ChristofER: I bought a chinease clone of a MUT III diagnostic tool, and I can use it to scan all the DTCs like a real MUT III, but one of the
weird things is that when I go to the menu section to look at things like EV-ECU, CMU, BMU and OBC hardware and firmware revisions, it cannot read anything from the OBC. I've tried it on three different fully working IMIEVs and same situation. From what I've read in different places, There is more than one canbus in the IMIEV, and the EV-ECU acts like a firewall connecting between them. KIEV can correct me, but I think DTCs from the OBC get copied to the EV-ECU, and the MUT III is reading these error codes from the EV-ECU and not from the OBC itself. I had a case where I read OBC and DC-DC errors (because the 20 amp fuse was blown) I replaced the 20 amp fuse and the OBC with a different charger, and when I powered up everything again, I still had the OBC and DC-DC Errors. I had to erase the stored errors and run it again fresh to get the real status. Since you had to unplug all the nest of wires and quick disconnect connectors on the main PCB, I would do another re-check through that all of those got plugged back into the correct spots.
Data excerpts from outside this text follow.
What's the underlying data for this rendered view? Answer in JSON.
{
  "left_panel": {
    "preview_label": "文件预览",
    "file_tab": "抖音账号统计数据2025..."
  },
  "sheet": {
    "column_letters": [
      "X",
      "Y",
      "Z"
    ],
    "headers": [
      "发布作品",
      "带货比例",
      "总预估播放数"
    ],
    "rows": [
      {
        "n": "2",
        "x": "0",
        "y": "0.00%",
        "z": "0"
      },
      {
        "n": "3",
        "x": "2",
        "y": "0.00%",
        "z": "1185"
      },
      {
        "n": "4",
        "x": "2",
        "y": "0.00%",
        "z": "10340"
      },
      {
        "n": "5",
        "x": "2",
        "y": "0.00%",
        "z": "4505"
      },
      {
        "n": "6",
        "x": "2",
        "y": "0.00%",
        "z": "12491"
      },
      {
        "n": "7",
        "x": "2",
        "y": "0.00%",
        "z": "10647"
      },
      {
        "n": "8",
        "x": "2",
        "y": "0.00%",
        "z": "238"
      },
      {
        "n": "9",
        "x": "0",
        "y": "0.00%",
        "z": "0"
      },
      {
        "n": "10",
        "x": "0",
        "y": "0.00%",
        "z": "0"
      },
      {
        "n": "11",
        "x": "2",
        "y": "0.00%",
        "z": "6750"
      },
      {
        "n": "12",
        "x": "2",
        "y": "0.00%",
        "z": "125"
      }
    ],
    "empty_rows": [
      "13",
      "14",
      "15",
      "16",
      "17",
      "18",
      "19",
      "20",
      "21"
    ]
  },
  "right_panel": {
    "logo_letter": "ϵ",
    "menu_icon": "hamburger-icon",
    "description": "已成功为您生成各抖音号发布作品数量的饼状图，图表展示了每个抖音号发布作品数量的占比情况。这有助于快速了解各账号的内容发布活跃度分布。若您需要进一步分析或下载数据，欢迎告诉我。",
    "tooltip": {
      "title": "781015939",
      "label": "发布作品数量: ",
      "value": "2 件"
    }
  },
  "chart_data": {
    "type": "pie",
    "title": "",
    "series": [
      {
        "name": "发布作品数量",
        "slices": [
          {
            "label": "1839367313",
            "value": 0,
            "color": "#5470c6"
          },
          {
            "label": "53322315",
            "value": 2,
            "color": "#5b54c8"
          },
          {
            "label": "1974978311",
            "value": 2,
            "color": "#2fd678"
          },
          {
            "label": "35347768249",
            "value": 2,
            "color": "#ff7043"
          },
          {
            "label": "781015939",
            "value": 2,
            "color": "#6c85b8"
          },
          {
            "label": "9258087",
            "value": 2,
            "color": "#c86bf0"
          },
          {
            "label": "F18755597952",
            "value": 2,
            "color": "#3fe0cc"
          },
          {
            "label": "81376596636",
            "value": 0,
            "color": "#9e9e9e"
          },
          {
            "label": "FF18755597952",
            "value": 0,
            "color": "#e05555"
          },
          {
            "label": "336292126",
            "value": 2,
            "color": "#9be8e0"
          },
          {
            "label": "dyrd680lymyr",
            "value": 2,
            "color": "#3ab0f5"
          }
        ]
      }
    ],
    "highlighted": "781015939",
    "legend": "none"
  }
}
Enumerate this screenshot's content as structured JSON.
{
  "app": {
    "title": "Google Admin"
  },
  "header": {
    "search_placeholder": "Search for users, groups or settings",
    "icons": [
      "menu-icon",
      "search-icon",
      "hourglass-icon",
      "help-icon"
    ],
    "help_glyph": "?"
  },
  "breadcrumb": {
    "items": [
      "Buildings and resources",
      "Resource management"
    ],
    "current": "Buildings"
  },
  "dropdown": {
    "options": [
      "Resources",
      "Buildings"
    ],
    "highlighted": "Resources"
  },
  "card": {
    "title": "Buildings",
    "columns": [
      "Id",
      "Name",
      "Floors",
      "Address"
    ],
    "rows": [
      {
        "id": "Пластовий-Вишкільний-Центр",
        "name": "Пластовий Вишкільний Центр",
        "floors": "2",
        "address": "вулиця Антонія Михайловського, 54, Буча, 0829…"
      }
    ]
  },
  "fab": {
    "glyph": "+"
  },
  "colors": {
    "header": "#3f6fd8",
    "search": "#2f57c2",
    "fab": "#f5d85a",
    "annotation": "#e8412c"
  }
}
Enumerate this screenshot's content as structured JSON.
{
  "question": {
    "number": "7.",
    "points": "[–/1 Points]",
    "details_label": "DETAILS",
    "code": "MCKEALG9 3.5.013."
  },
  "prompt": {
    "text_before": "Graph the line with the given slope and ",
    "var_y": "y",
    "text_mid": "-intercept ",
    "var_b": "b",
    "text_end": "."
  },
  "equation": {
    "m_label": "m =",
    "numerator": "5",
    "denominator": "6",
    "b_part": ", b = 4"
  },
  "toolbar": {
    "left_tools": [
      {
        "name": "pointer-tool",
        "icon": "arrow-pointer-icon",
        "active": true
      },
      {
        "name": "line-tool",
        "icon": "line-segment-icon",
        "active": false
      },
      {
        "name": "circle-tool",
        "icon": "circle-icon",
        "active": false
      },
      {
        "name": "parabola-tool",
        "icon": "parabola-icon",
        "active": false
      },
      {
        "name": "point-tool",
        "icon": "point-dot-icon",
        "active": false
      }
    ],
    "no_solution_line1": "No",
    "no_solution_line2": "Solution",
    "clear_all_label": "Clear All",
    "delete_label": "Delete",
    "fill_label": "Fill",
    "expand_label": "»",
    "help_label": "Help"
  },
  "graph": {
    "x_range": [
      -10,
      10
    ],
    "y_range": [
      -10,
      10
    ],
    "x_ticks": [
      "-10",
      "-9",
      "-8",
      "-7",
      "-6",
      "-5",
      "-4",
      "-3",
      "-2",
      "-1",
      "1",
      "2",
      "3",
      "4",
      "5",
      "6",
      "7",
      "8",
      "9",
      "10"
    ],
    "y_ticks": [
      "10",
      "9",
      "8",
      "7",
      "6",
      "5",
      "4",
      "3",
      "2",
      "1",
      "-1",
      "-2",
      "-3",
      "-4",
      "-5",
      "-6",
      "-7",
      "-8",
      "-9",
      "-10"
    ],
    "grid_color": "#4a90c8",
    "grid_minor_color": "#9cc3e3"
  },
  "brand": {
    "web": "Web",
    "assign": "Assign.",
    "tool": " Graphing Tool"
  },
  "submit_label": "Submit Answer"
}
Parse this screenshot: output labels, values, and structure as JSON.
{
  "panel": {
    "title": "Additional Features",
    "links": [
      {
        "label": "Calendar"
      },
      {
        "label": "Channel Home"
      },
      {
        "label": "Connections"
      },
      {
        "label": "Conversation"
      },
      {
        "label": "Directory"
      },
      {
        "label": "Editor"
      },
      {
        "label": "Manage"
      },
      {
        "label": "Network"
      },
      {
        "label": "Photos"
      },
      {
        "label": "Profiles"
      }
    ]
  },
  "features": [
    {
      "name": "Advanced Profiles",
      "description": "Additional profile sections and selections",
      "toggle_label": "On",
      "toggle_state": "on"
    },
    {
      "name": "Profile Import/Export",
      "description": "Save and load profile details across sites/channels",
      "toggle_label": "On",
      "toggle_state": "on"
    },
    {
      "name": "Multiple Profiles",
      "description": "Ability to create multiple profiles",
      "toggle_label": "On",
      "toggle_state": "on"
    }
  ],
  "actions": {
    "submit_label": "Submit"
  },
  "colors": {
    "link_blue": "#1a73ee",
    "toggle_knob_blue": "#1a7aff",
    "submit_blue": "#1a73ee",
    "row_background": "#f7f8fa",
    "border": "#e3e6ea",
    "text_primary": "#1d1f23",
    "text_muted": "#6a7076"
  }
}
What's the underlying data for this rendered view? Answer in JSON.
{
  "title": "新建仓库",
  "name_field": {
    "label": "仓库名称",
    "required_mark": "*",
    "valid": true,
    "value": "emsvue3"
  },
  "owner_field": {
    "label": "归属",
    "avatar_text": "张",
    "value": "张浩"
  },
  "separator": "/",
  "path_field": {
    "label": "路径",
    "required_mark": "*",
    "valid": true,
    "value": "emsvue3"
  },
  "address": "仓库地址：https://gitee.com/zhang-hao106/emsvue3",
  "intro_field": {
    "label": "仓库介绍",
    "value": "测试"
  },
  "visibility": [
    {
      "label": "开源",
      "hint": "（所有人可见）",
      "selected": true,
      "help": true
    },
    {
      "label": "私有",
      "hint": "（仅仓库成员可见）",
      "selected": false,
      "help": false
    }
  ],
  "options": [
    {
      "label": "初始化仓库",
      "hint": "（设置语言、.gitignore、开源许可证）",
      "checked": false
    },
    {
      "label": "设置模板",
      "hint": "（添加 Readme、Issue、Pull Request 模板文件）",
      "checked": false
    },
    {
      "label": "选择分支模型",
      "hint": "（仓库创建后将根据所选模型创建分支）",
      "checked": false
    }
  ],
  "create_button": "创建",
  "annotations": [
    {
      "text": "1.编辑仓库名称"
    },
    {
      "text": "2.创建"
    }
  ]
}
When I was frist starting on a OBC, I used KIEVs suggesting to solder wires onto the pins on the connectors along the white strips (all the connections you had to unsolder to remove the waffle) and I ran these wires out to a external terminal block. I could then apply AC to the input of the charger and check different voltage points while the top pcb was safely fitted back down. Check what voltage is sitting across the big three caps. That will tell you if the front end of the charger is ok. You can use KIEV's schematic of the main board to see which white strip connector pins can be used as test points.